Da mußte sich die Autoführerin noch ein Weilchen gedulden. Aber sie tat es gern, stieg es ihr doch selbst heiß in die Augen bei diesem Wiedersehensglück.

In jedem Arm eins ihrer Kinder, so betrat Frau Doktor Braun wieder ihr Haus. Auf dem untersten Treppenabsatz stand die Großmama. Sie konnte es nicht erwarten, bis die Tochter oben war.

»Mutterchen, dir danke ich es, daß ich fern von der Heimat ruhig sein konnte um meine Kinder«, innig schmiegte sich der blonde Kopf an den weißhaarigen der alten Dame. Nesthäkchen aber durchzuckte plötzlich inmitten des Glücksüberschwalls ein scharfes Weh. Durch Muttis Blondhaar zogen sich Silberfäden – deutlich sah Annemarie es beim Schein der durch das Treppenfenster huschenden Sonnenstrahlen. Daran trug die schwere Zeit im Feindesland die Schuld – wie wollte Nesthäkchen durch seine Liebe Mutti dieselbe vergessen machen!

Auf dem nächsten Absatz hatte Fräulein mit frohen Augen Posto gefaßt, ganz oben aber thronte Hanne, die lachte über das ganze breite Gesicht.

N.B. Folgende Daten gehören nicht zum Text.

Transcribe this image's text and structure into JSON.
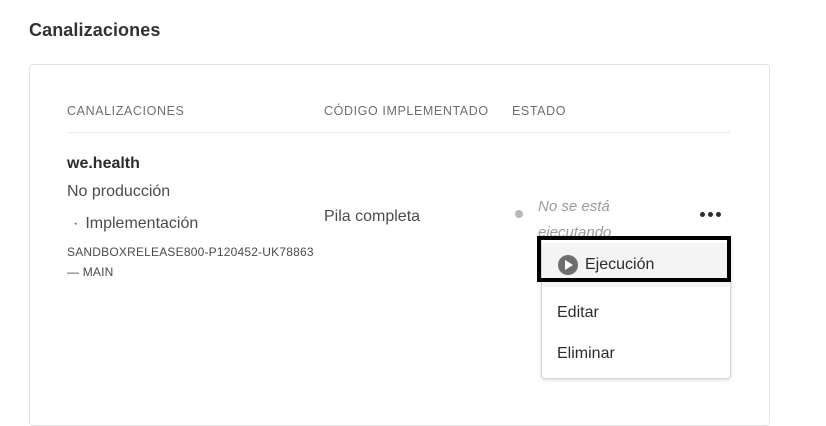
{
  "page": {
    "section_title": "Canalizaciones"
  },
  "table": {
    "headers": [
      "CANALIZACIONES",
      "CÓDIGO IMPLEMENTADO",
      "ESTADO"
    ],
    "rows": [
      {
        "name": "we.health",
        "environment": "No producción",
        "type_bullet": "·",
        "type": "Implementación",
        "branch_line1": "SANDBOXRELEASE800-P120452-UK78863",
        "branch_line2": "— MAIN",
        "deployed_code": "Pila completa",
        "status": "No se está ejecutando",
        "status_color": "#b8b8b8"
      }
    ]
  },
  "actions_menu": {
    "items": [
      {
        "label": "Ejecución",
        "icon": "play-icon"
      },
      {
        "label": "Editar"
      },
      {
        "label": "Eliminar"
      }
    ],
    "highlight_color": "#000000"
  }
}
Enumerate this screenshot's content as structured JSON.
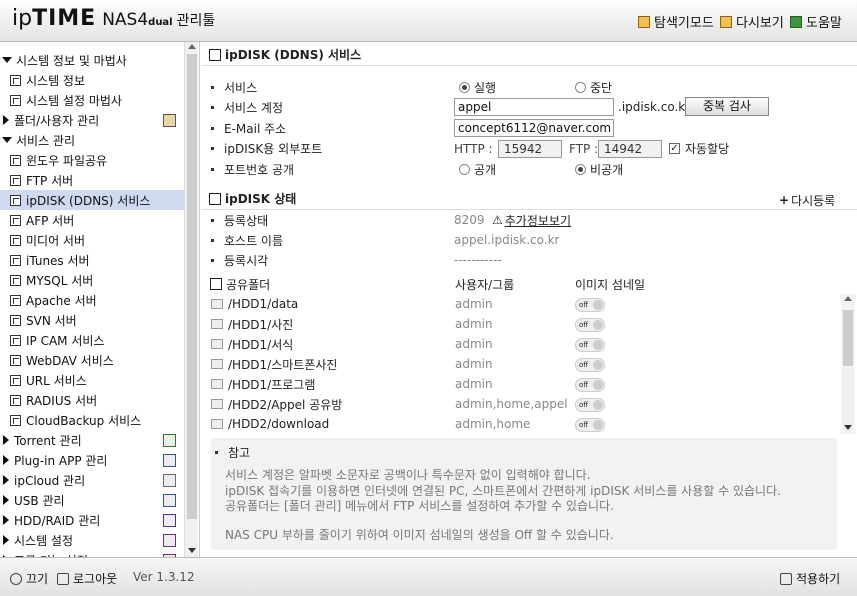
{
  "header": {
    "logo_ip": "ip",
    "logo_time": "TIME",
    "model": "NAS4",
    "dual": "dual",
    "admin": "관리툴",
    "explorer": "탐색기모드",
    "reload": "다시보기",
    "help": "도움말"
  },
  "sidebar": {
    "items": [
      {
        "label": "시스템 정보 및 마법사",
        "level": 0
      },
      {
        "label": "시스템 정보",
        "level": 1
      },
      {
        "label": "시스템 설정 마법사",
        "level": 1
      },
      {
        "label": "폴더/사용자 관리",
        "level": 0
      },
      {
        "label": "서비스 관리",
        "level": 0
      },
      {
        "label": "윈도우 파일공유",
        "level": 1
      },
      {
        "label": "FTP 서버",
        "level": 1
      },
      {
        "label": "ipDISK (DDNS) 서비스",
        "level": 1
      },
      {
        "label": "AFP 서버",
        "level": 1
      },
      {
        "label": "미디어 서버",
        "level": 1
      },
      {
        "label": "iTunes 서버",
        "level": 1
      },
      {
        "label": "MYSQL 서버",
        "level": 1
      },
      {
        "label": "Apache 서버",
        "level": 1
      },
      {
        "label": "SVN 서버",
        "level": 1
      },
      {
        "label": "IP CAM 서비스",
        "level": 1
      },
      {
        "label": "WebDAV 서비스",
        "level": 1
      },
      {
        "label": "URL 서비스",
        "level": 1
      },
      {
        "label": "RADIUS 서버",
        "level": 1
      },
      {
        "label": "CloudBackup 서비스",
        "level": 1
      },
      {
        "label": "Torrent 관리",
        "level": 0
      },
      {
        "label": "Plug-in APP 관리",
        "level": 0
      },
      {
        "label": "ipCloud 관리",
        "level": 0
      },
      {
        "label": "USB 관리",
        "level": 0
      },
      {
        "label": "HDD/RAID 관리",
        "level": 0
      },
      {
        "label": "시스템 설정",
        "level": 0
      },
      {
        "label": "고급 기능 설정",
        "level": 0
      }
    ]
  },
  "footer": {
    "power": "끄기",
    "logout": "로그아웃",
    "version": "Ver 1.3.12",
    "apply": "적용하기"
  },
  "ddns": {
    "title": "ipDISK (DDNS) 서비스",
    "service_label": "서비스",
    "run": "실행",
    "stop": "중단",
    "account_label": "서비스 계정",
    "account_value": "appel",
    "domain_suffix": ".ipdisk.co.kr",
    "dup_check": "중복 검사",
    "email_label": "E-Mail 주소",
    "email_value": "concept6112@naver.com",
    "port_label": "ipDISK용 외부포트",
    "http_label": "HTTP :",
    "http_value": "15942",
    "ftp_label": "FTP :",
    "ftp_value": "14942",
    "auto_assign": "자동할당",
    "port_public_label": "포트번호 공개",
    "public": "공개",
    "private": "비공개"
  },
  "status": {
    "title": "ipDISK 상태",
    "reregister": "다시등록",
    "reg_label": "등록상태",
    "reg_code": "8209",
    "more_info": "추가정보보기",
    "host_label": "호스트 이름",
    "host_value": "appel.ipdisk.co.kr",
    "time_label": "등록시각",
    "time_value": "-----------"
  },
  "share": {
    "col_folder": "공유폴더",
    "col_user": "사용자/그룹",
    "col_thumb": "이미지 섬네일",
    "toggle_label": "off",
    "rows": [
      {
        "folder": "/HDD1/data",
        "user": "admin"
      },
      {
        "folder": "/HDD1/사진",
        "user": "admin"
      },
      {
        "folder": "/HDD1/서식",
        "user": "admin"
      },
      {
        "folder": "/HDD1/스마트폰사진",
        "user": "admin"
      },
      {
        "folder": "/HDD1/프로그램",
        "user": "admin"
      },
      {
        "folder": "/HDD2/Appel 공유방",
        "user": "admin,home,appel"
      },
      {
        "folder": "/HDD2/download",
        "user": "admin,home"
      }
    ]
  },
  "note": {
    "title": "참고",
    "lines": [
      "서비스 계정은 알파벳 소문자로 공백이나 특수문자 없이 입력해야 합니다.",
      "ipDISK 접속기를 이용하면 인터넷에 연결된 PC, 스마트폰에서 간편하게 ipDISK 서비스를 사용할 수 있습니다.",
      "공유폴더는 [폴더 관리] 메뉴에서 FTP 서비스를 설정하여 추가할 수 있습니다.",
      "NAS CPU 부하를 줄이기 위하여 이미지 섬네일의 생성을 Off 할 수 있습니다."
    ]
  }
}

»Na, Jott sei Dank, daß jnädije Frau wieder bei uns is, nu wird's ja woll auch mit dem entsetzlichen Krieg 'n Ende haben«, sagte sie überglücklich.

»Ja, Hanne, was ich dazu tun kann, das soll sicher geschehen«, scherzte Frau Doktor, und die Wehmut, die ihr beim Eintritt in ihr Heim nach so langer Zeit kommen wollte, schlich sich schnell beiseite.

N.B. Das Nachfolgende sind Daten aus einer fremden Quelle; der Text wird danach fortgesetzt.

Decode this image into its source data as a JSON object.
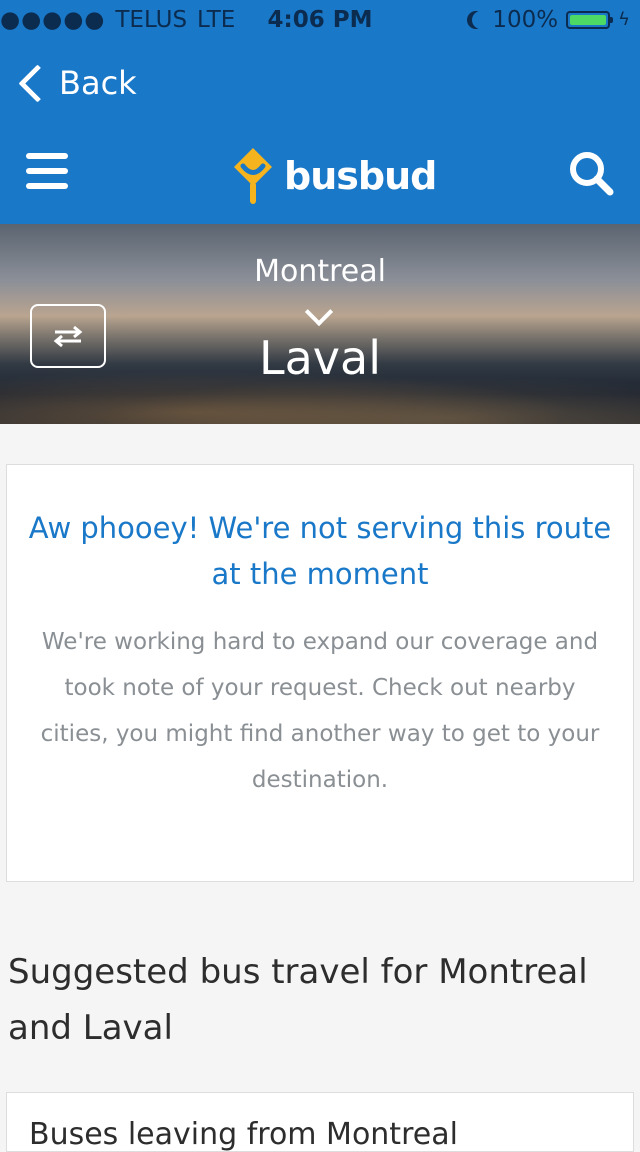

Draußen wehten siegesfrohe Fahnen, drinnen in dem gemütlichen Wohnzimmer saßen überselige Menschen glücklich vereint wieder beisammen. Die liebe Sonne aber glänzte mit Annemaries Augen um die Wette.

Und Mutti erzählte.

Dazwischen aber wanderte ihr Blick immer wieder zu ihrem blühenden Nesthäkchen, jetzt »ihrer Großen«, die nicht mehr kleiner war als sie selbst. Wie dankte sie dem da droben, daß sie endlich wieder daheim sein durfte, daß er Heimat und Haus gnädig beschirmt hatte.

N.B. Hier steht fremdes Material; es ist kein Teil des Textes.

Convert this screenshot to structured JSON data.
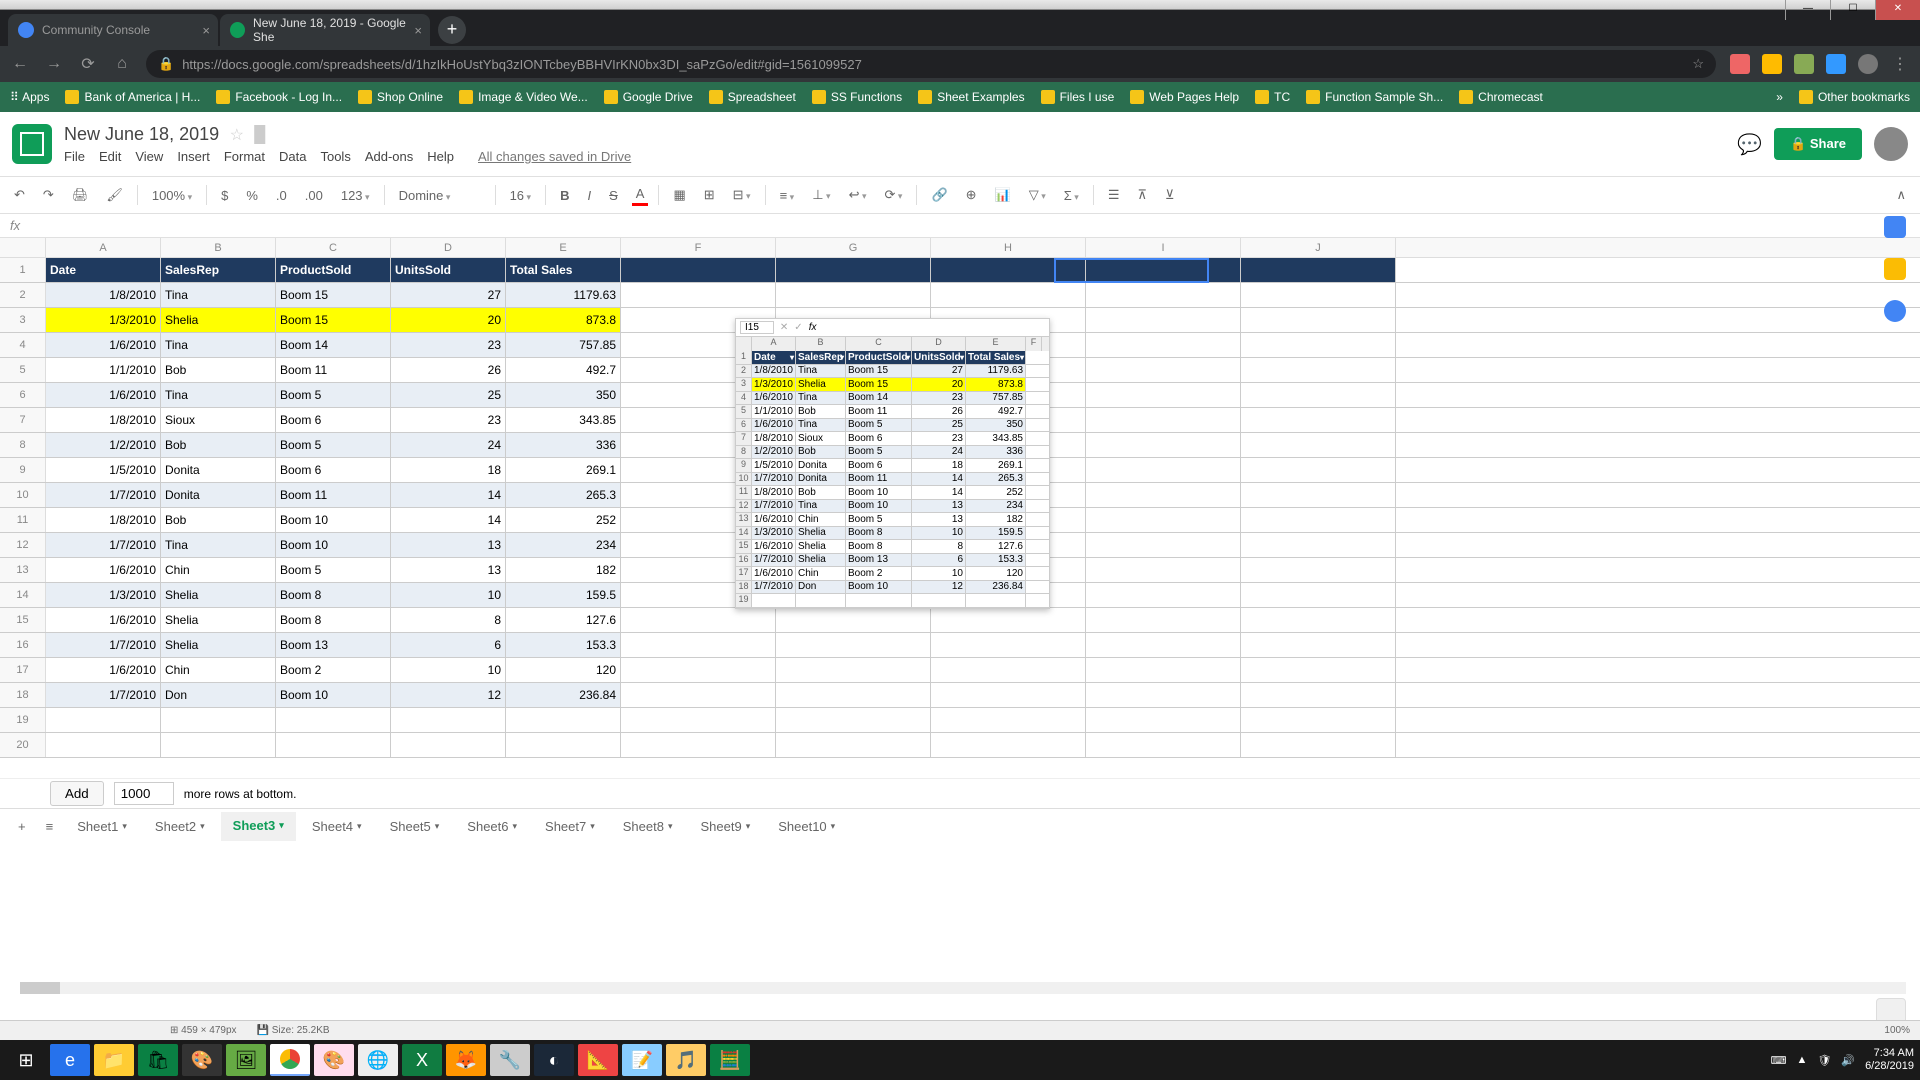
{
  "window": {
    "min": "—",
    "max": "☐",
    "close": "✕"
  },
  "tabs": [
    {
      "title": "Community Console",
      "fav": "#4285f4"
    },
    {
      "title": "New June 18, 2019 - Google She",
      "fav": "#0f9d58"
    }
  ],
  "newtab": "+",
  "nav": {
    "back": "←",
    "fwd": "→",
    "reload": "⟳",
    "home": "⌂"
  },
  "addr": {
    "lock": "🔒",
    "url": "https://docs.google.com/spreadsheets/d/1hzIkHoUstYbq3zIONTcbeyBBHVIrKN0bx3DI_saPzGo/edit#gid=1561099527",
    "star": "☆"
  },
  "ext_count": 6,
  "bookmarks": [
    "Apps",
    "Bank of America | H...",
    "Facebook - Log In...",
    "Shop Online",
    "Image & Video We...",
    "Google Drive",
    "Spreadsheet",
    "SS Functions",
    "Sheet Examples",
    "Files I use",
    "Web Pages Help",
    "TC",
    "Function Sample Sh...",
    "Chromecast"
  ],
  "bm_more": "»",
  "bm_other": "Other bookmarks",
  "doc": {
    "title": "New June 18, 2019",
    "star": "☆"
  },
  "menus": [
    "File",
    "Edit",
    "View",
    "Insert",
    "Format",
    "Data",
    "Tools",
    "Add-ons",
    "Help"
  ],
  "saved": "All changes saved in Drive",
  "comments_icon": "💬",
  "share": "Share",
  "toolbar": {
    "undo": "↶",
    "redo": "↷",
    "print": "🖨",
    "paint": "🖌",
    "zoom": "100%",
    "dollar": "$",
    "pct": "%",
    "dec0": ".0",
    "dec00": ".00",
    "more": "123",
    "font": "Domine",
    "size": "16",
    "bold": "B",
    "italic": "I",
    "strike": "S",
    "color": "A",
    "fill": "▦",
    "borders": "⊞",
    "merge": "⊟",
    "halign": "≡",
    "valign": "⊥",
    "wrap": "↩",
    "rotate": "⟳",
    "link": "🔗",
    "comment": "⊕",
    "chart": "📊",
    "filter": "▽",
    "sigma": "Σ",
    "extra1": "☰",
    "extra2": "⊼",
    "extra3": "⊻",
    "collapse": "∧"
  },
  "fx_label": "fx",
  "columns": [
    "A",
    "B",
    "C",
    "D",
    "E",
    "F",
    "G",
    "H",
    "I",
    "J"
  ],
  "headers": [
    "Date",
    "SalesRep",
    "ProductSold",
    "UnitsSold",
    "Total Sales"
  ],
  "rows": [
    {
      "d": "1/8/2010",
      "r": "Tina",
      "p": "Boom 15",
      "u": "27",
      "t": "1179.63",
      "hl": false,
      "alt": true
    },
    {
      "d": "1/3/2010",
      "r": "Shelia",
      "p": "Boom 15",
      "u": "20",
      "t": "873.8",
      "hl": true,
      "alt": false
    },
    {
      "d": "1/6/2010",
      "r": "Tina",
      "p": "Boom 14",
      "u": "23",
      "t": "757.85",
      "hl": false,
      "alt": true
    },
    {
      "d": "1/1/2010",
      "r": "Bob",
      "p": "Boom 11",
      "u": "26",
      "t": "492.7",
      "hl": false,
      "alt": false
    },
    {
      "d": "1/6/2010",
      "r": "Tina",
      "p": "Boom 5",
      "u": "25",
      "t": "350",
      "hl": false,
      "alt": true
    },
    {
      "d": "1/8/2010",
      "r": "Sioux",
      "p": "Boom 6",
      "u": "23",
      "t": "343.85",
      "hl": false,
      "alt": false
    },
    {
      "d": "1/2/2010",
      "r": "Bob",
      "p": "Boom 5",
      "u": "24",
      "t": "336",
      "hl": false,
      "alt": true
    },
    {
      "d": "1/5/2010",
      "r": "Donita",
      "p": "Boom 6",
      "u": "18",
      "t": "269.1",
      "hl": false,
      "alt": false
    },
    {
      "d": "1/7/2010",
      "r": "Donita",
      "p": "Boom 11",
      "u": "14",
      "t": "265.3",
      "hl": false,
      "alt": true
    },
    {
      "d": "1/8/2010",
      "r": "Bob",
      "p": "Boom 10",
      "u": "14",
      "t": "252",
      "hl": false,
      "alt": false
    },
    {
      "d": "1/7/2010",
      "r": "Tina",
      "p": "Boom 10",
      "u": "13",
      "t": "234",
      "hl": false,
      "alt": true
    },
    {
      "d": "1/6/2010",
      "r": "Chin",
      "p": "Boom 5",
      "u": "13",
      "t": "182",
      "hl": false,
      "alt": false
    },
    {
      "d": "1/3/2010",
      "r": "Shelia",
      "p": "Boom 8",
      "u": "10",
      "t": "159.5",
      "hl": false,
      "alt": true
    },
    {
      "d": "1/6/2010",
      "r": "Shelia",
      "p": "Boom 8",
      "u": "8",
      "t": "127.6",
      "hl": false,
      "alt": false
    },
    {
      "d": "1/7/2010",
      "r": "Shelia",
      "p": "Boom 13",
      "u": "6",
      "t": "153.3",
      "hl": false,
      "alt": true
    },
    {
      "d": "1/6/2010",
      "r": "Chin",
      "p": "Boom 2",
      "u": "10",
      "t": "120",
      "hl": false,
      "alt": false
    },
    {
      "d": "1/7/2010",
      "r": "Don",
      "p": "Boom 10",
      "u": "12",
      "t": "236.84",
      "hl": false,
      "alt": true
    }
  ],
  "empty_rows": [
    19,
    20
  ],
  "mini": {
    "namebox": "I15",
    "fx": "fx",
    "cols": [
      "A",
      "B",
      "C",
      "D",
      "E",
      "F"
    ],
    "extra_rows": [
      19
    ]
  },
  "add": {
    "btn": "Add",
    "val": "1000",
    "text": "more rows at bottom."
  },
  "sheets": [
    "Sheet1",
    "Sheet2",
    "Sheet3",
    "Sheet4",
    "Sheet5",
    "Sheet6",
    "Sheet7",
    "Sheet8",
    "Sheet9",
    "Sheet10"
  ],
  "active_sheet": "Sheet3",
  "plus": "+",
  "all_sheets": "≡",
  "status": {
    "dim": "459 × 479px",
    "size": "Size: 25.2KB",
    "zoom": "100%"
  },
  "tray": {
    "time": "7:34 AM",
    "date": "6/28/2019"
  }
}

Als die Pfingstglocken durch das Land sangen, da war auch der Vater auf Urlaub heimgekehrt. Still lauschten sie innig vereint dem ehernen Klange, und jeder von ihnen empfand das, was die Mutter aussprach: »Mögen es bald die Friedensglocken sein, die Deutschland durchjubeln – das walte Gott!«

*

Mit diesem Wunsche nehme ich Abschied von euch, meine lieben, jungen Leserinnen. Auch mancher von euch hat der Weltkrieg wohl, gleich unserm Nesthäkchen, Opfer auferlegt, kleinere oder größere. Aber ich bin davon durchdrungen, daß auch ihr sie freudig fürs Vaterland auf euch genommen habt. Wenn das schwere Ringen zu Ende und ein siegreicher Frieden unserer teuren Heimat beschieden ist, dann erzähle ich euch, was aus Doktors Nesthäkchen wurde. Bis dahin lebt wohl!